Friday, February 10, 2012

Jonathan Haidt: Morality and Demonization

Social psychologist Jonathan Haidt was on Moyers & Company this week, talking about his forthcoming book, The Righteous Mind: Why Good People Are Divided by Politics and Religion. It's an attempt to document the cultural divide in America, connecting it to the differences in moral psychology between people on the right and left.

Haidt explains when politics began to shift from two parties that each had conservative and liberal wings to our current bifurcation: The 1960s, in large part because of the civil rights movement and changes in laws that made it possible for black people to vote.
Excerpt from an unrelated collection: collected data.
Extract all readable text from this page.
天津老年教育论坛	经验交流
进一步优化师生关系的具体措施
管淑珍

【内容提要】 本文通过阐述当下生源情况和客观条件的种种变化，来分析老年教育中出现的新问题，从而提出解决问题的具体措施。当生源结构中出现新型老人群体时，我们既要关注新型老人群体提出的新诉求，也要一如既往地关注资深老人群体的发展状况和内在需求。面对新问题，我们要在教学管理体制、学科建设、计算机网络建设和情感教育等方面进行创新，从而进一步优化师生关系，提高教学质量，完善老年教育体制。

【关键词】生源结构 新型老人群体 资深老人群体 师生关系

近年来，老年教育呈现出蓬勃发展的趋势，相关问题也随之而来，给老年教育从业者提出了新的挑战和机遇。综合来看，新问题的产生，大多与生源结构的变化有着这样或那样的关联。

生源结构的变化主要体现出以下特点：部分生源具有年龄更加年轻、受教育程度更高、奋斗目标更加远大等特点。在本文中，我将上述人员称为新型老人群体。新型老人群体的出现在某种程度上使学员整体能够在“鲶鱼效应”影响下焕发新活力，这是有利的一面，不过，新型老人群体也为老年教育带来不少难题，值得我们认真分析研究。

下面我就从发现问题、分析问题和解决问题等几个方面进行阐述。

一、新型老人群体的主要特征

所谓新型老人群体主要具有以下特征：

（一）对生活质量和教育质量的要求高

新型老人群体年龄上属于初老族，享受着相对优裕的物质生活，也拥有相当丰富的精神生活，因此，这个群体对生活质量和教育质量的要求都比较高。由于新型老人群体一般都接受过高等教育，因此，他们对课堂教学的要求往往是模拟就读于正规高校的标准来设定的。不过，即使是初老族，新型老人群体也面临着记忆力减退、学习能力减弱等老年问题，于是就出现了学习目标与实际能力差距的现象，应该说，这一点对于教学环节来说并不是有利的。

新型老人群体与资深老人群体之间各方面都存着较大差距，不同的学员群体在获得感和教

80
As LBJ said to Bill Moyers (who was his press secretary at the time), "I think we've just turned the South over to the Republican Party for the rest of my life, and yours." That, combined with generational change to the Baby Boom and increasing class stratification in where we live, has led to our current divisions.

Haidt, a professor at the University of Virginia, said he started out as a liberal, but that in studying the issue he has become a moderate, finding value in many conservative perspectives. He emphasizes six primary moral concerns, and finds that liberals and conservatives consistently rate differently on them, based on surveys and analysis of writings:
  • Care, compassion
  • Liberty
  • Fairness
  • Loyalty
  • Authority
  • Sanctity
Still frame of bar graph showing liberals with high bars for Care, Liberty and Fairness, conservatives with moderately high bars for all six moral areas
Liberals are at the top of the chart for care, and also score pretty high on liberty and fairness. They come out very low on the last three, however. Conservatives, on the other hand, tend to score at about the same fairly high level on all six.

What a liberal and a conservative mean by the terms can differ. For instance, conservatives think of fairness in terms of self-sufficiency and free riders. Everyone needs to contribute, and no one should get anything for "free." Moyers played the clip from that 2011 Republican debate where Ron Paul was asked if a hypothetical 30-year-old man who had decided not to get insurance, but now faces a grave illness, should be left to die. You know, the one where a couple of audience members responded with a loud "Yes!" Haidt compared it to the Aesop's Fable about the grasshopper and the ant; conservatives believe it is only right, only karma, for the grasshopper to die. A liberal would call all of that unfair.

Haidt's discussion of Grover Norquist's no-new-taxes pledge as an example of sanctity run amok was particularly interesting. 

What Haidt is most down on is Manichean thinking, the tendency to take groupness to the extreme of thinking those outside the group are evil.

Haidt had a lot to say about humans' inherent lack of rationality, in keeping with recent work in psychology. His book includes this beaut: "Anyone who values truth should stop worshiping reason." Moyers asked him about that:
BILL MOYERS: So what ...did the Hebrew prophet mean when he said, "Come now, and let us reason together." Are you saying we can't get at the truth that way?

JONATHAN HAIDT: No. That actually is very wise. Because what I'm saying here is that individual reasoning is post-hoc, and [self-]justificatory. Individual reasoning is not reliable because of the confirmation bias. The only cure for the confirmation bias is other people.

So, if you bring people together who disagree, and they have a sense of friendship, family, having something in common, having an institution to preserve, they can challenge each other's reason. And this is the way the scientific world is supposed to work.

And this is the way it does work in almost every part of it. You know, I've got my theory, and I'm really good at justifying it. But fortunately there's peer review, and there's lots of people are really good at undercutting it. And saying, "Well, what about this phenomenon? You didn't account for that."

And we worked together even if we don't want to, we end up being forced to work together, challenging each other's confirmation biases, and truth emerges. And this is a place where actually I think the Christians have it right, because they're always talking about how flawed we are. They're encouraging us to be more modest.

And from my reading, these apostles of reason nowadays, they're anything but modest. And they think that individuals can reason well. Wisdom comes out of a group of people well-constituted who have some faith or trust in each other. That's what our political institutions used to do, but they don't do anymore.
The interview ends with Haidt proposing two areas that we all could work on to improve the situation, citing other social changes like attitudes about sexual harassment or smoking to show that it is possible for things to change. The two areas are:
  • For all of us to call each other on it when we demonize other groups. (Demonize the demonizers, I guess.)
  • "Until we develop a massive groundswell of public revulsion at the fact that our Congress is bought and paid for… So perhaps there's some norms that we could develop that will put some pressure on Congress to clean up its act."
His message to Democrats was clear: Republicans are better at making their point of view into a coherent narrative. "I think the Democrats need to be developing a credible argument about fairness, capitalism, American history. They need to be developing this master narrative so that when they then have an argument on a particular issue, it'll resonate with people. And they're not doing that. But the Republicans have."